Vasoplegic Syndrome in Cardiac Surgery: Bridging Therapeutic Gaps with Best Practices and Future Research

Vasoplegic syndrome (VS) represents a significant clinical challenge in cardiac surgery, particularly in procedures involving cardiopulmonary bypass (CPB). Characterized by profound vasodilation, hypotension unresponsive to catecholamines, and high cardiac output with low systemic vascular resistance, VS is a life-threatening condition that can drastically increase patient morbidity and mortality.

This editorial by Unic-Stojanovic et al. published in Interdisciplinary CardioVascular and Thoracic Surgery outlines the current landscape of VS diagnosis, treatment, and research. The syndrome lacks a universally accepted definition, which complicates the identification of its true incidence and effective therapeutic pathways. Often occurring within the first 24 hours post-surgery, VS may be mistakenly attributed to common transient hypotension at CPB initiation. However, true VS involves deeper pathophysiological mechanisms that require prompt and specialized management.

Multiple patient-specific and surgical risk factors contribute to VS. Advanced age, anemia, renal dysfunction, sepsis, and preoperative use of drugs such as ACE inhibitors and beta-blockers are prominent contributors. Surgical complexities including prolonged CPB, redo surgeries, and extensive cross-clamp times further elevate the risk.

Pathophysiologically, VS is driven largely by an inflammatory cascade initiated during CPB. The activation of inducible nitric oxide synthase (iNOS) leads to an overproduction of nitric oxide (NO), stimulating cyclic guanosine monophosphate (cGMP) pathways and resulting in persistent vasodilation. This not only impairs vascular tone but also creates resistance to standard vasopressor therapy. Additional mediators such as prostacyclins, endotoxins, and oxidative stress compounds exacerbate the situation.

The article underscores the need for early diagnosis and intervention, but current scoring systems and clinical guidelines are insufficiently developed. Standard treatment still relies on high-dose catecholamines like norepinephrine and dopamine. However, these agents can lose efficacy over time and pose risks including arrhythmias, myocardial ischemia, and compromised end-organ perfusion.

Amid growing interest in alternative treatments, methylene blue has emerged as a particularly promising agent. A unique pharmacologic profile allows methylene blue to inhibit both iNOS and guanylate cyclase, thereby suppressing NO synthesis and limiting cGMP-mediated vasodilation. Importantly, it also restores responsiveness to catecholamines. A recent meta-analysis highlighted its superiority in reducing mortality risk compared to other non-catecholamine agents like vasopressin and angiotensin II.

Despite its promise, methylene blue’s clinical utility remains underexplored due to the limited size and design quality of existing trials. Some studies support prophylactic use in high-risk patients, while others restrict it to rescue therapy. Regulatory guidelines are beginning to reflect its potential; the 2024 EACTS/EACTAIC/EBCP Guidelines gave methylene blue a Class IIa, Level B recommendation for treating VS in adults undergoing cardiac surgery.

The article also delves into other adjunctive therapies, such as hydroxocobalamin, ascorbic acid, corticosteroids, and calcium supplementation, all of which play roles in restoring vascular tone and improving vasopressor efficacy. However, each has limitations and possible adverse effects ranging from serotonin syndrome (in the case of methylene blue combined with serotonergic drugs) to renal impairment and hemolytic anemia.

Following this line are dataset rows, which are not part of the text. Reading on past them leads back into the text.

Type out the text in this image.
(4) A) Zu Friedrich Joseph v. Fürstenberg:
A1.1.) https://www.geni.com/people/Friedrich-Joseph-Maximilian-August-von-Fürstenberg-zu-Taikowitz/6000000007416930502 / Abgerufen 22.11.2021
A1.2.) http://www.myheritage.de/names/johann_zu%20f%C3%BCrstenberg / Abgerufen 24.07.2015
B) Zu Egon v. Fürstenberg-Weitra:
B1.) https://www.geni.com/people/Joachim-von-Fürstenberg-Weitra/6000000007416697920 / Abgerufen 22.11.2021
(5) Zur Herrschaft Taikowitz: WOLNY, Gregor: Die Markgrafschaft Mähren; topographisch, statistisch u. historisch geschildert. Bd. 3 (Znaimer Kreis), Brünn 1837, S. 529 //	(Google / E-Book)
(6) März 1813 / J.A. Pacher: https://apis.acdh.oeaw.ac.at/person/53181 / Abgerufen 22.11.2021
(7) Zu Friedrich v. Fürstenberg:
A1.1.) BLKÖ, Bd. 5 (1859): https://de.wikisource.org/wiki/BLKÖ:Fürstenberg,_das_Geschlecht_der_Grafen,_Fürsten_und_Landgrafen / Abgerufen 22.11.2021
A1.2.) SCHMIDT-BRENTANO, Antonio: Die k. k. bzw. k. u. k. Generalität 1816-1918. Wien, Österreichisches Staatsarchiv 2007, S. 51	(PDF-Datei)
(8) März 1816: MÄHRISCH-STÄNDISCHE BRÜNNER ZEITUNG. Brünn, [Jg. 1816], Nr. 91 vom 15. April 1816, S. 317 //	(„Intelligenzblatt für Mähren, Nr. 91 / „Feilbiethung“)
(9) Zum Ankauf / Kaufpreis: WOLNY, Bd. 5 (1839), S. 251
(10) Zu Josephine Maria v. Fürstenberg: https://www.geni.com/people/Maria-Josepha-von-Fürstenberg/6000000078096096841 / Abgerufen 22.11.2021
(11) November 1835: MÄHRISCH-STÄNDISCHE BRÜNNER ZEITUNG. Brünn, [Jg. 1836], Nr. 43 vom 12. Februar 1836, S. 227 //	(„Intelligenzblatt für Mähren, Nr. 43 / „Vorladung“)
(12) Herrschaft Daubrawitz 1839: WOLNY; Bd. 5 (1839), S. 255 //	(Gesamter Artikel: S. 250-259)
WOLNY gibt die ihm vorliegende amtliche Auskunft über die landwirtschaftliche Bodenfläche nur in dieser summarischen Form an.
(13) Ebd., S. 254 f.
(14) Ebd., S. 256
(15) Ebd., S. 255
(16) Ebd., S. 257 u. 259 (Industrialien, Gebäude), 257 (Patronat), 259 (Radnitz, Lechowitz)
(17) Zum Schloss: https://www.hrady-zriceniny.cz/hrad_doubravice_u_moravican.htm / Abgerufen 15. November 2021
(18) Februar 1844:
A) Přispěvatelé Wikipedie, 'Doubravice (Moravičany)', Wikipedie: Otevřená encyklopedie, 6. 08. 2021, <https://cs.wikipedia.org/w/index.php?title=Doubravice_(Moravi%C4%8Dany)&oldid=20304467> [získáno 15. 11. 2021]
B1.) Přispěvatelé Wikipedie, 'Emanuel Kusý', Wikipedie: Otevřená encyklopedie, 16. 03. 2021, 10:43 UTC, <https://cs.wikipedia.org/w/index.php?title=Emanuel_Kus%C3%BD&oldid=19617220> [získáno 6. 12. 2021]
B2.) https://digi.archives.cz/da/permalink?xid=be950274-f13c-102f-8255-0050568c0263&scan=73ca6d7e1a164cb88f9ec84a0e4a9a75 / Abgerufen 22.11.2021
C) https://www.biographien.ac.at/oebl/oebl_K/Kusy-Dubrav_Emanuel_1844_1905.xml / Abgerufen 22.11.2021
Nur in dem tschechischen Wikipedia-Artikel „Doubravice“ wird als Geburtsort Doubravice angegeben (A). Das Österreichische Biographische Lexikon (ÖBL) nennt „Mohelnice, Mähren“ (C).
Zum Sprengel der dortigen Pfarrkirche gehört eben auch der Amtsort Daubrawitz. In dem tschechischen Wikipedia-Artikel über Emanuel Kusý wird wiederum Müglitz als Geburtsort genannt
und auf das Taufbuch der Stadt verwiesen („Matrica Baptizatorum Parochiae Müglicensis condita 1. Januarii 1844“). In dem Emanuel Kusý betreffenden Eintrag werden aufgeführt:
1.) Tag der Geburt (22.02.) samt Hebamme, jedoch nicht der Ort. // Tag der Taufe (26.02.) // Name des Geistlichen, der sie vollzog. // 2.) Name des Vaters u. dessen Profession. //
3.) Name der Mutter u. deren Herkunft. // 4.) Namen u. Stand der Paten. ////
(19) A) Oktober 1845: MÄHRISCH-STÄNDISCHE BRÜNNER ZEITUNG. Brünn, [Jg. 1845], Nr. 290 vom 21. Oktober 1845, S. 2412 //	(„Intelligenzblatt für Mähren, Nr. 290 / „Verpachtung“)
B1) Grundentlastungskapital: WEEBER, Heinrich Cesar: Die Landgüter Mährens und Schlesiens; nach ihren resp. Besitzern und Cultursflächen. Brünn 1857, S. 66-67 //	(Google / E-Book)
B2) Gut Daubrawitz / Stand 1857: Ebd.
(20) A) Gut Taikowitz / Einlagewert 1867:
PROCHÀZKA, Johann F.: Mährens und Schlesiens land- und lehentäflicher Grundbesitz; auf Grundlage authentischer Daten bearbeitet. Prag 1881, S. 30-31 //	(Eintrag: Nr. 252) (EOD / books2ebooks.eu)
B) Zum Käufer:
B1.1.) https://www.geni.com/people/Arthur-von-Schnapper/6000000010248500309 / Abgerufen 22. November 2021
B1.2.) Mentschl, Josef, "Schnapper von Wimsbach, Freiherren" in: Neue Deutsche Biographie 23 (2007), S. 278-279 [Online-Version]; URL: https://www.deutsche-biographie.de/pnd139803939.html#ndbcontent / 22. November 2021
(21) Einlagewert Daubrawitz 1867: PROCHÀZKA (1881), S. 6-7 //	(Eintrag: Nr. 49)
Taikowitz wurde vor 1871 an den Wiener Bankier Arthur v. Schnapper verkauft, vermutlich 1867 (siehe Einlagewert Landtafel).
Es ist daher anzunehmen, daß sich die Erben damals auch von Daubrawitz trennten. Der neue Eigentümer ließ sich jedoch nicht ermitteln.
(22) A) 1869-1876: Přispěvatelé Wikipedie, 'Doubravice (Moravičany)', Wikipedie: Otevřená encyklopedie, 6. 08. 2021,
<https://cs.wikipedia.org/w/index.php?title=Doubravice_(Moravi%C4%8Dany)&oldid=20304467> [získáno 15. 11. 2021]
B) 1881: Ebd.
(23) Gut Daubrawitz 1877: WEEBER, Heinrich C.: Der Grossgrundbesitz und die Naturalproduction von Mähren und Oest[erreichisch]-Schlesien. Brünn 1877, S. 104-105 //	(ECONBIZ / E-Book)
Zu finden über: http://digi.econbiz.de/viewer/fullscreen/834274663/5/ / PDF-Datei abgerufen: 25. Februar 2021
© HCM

An additional concern addressed is the monitoring of adverse effects and drug interactions. Methylene blue, for example, can interfere with pulse oximetry and blood gas analyzers, while also posing risks like methaemoglobinaemia and rebound hypotension. These considerations emphasize the need for cautious and individualized application of therapy.

In terms of future directions, the authors advocate for large-scale, double-blind randomized controlled trials to firmly establish methylene blue’s efficacy, optimal dosing strategies, and long-term safety profile. They also call for a standardized, consensus-based definition of VS to unify diagnostic and treatment approaches globally. Enhanced risk stratification tools could help personalize perioperative care and preemptively identify high-risk patients.

In conclusion, vasoplegic syndrome remains a complex and serious postoperative complication in cardiac surgery. Methylene blue offers a biologically plausible and increasingly evidence-supported intervention that merits broader clinical adoption and further rigorous study. As cardiac surgeries grow more complex and patient populations more vulnerable, refining VS management protocols becomes ever more critical to improving outcomes in cardiovascular care.

Study Ranking
4
(High Quality) This article synthesizes current evidence and integrates data from meta-analyses and clinical guidelines. Although not a randomized clinical trial itself, it provides a comprehensive and evidence-informed overview, making it a high-quality reference for clinicians.